# Ghetto mini bike



## rusty.kirkpatrick (Jun 4, 2017)

http://rover.ebay.com/rover/1/711-5...0001&campid=5335809022&icep_item=322532822334


----------



## bricycle (Jun 5, 2017)

Not bad.... design wise


----------



## Boris (Jun 5, 2017)

I like the guys story on ebay. Saw this bike and instantly thought of those old ads in Boys Life. Reminiscent of the stuff we used to do 50 years ago. Funny how many lawn mowers went missing in the neighborhoods back then.


----------



## vincev (Jun 5, 2017)

Dave Marko said:


> I like the guys story on ebay. Saw this bike and instantly thought of those old ads in Boys Life. Reminiscent of the stuff we used to do 50 years ago. Funny how many lawn mowers went missing in the neighborhoods back then.

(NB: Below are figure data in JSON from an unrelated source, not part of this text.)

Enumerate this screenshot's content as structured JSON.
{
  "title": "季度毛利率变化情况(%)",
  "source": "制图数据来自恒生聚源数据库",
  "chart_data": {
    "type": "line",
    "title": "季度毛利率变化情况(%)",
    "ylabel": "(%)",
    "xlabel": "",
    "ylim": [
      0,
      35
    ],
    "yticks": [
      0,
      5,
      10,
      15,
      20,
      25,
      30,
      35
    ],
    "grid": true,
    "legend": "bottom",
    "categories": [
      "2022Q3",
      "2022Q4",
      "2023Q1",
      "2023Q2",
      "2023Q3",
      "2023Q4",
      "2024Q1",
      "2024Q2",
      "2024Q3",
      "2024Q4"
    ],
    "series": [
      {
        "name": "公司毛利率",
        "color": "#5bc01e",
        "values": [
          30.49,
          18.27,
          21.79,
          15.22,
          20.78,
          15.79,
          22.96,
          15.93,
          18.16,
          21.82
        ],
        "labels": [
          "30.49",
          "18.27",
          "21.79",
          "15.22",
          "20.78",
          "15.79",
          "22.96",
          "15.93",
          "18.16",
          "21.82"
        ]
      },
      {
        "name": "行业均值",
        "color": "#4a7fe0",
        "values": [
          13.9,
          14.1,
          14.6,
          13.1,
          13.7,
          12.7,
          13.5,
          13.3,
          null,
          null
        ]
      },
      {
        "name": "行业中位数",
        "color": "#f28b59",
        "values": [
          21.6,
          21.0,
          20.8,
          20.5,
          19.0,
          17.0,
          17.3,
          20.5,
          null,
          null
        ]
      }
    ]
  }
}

Wasnt Boys Life where you got your X-Ray glasses that you tried on the neighbor girl ?


----------



## Boris (Jun 5, 2017)

vincev said:


> Wasnt Boys Life where you got your X-Ray glasses that you tried on the neighbor girl ?



...and the book on how to hypnotize women. Any Boy Scout in our troop that brought a minimum of one hypnotized woman to a meeting, got a merit badge. The scoutmaster was sure surprised when two of my scout buddies and I brought 45 of 'em in one night. We still only got one badge apiece though.


----------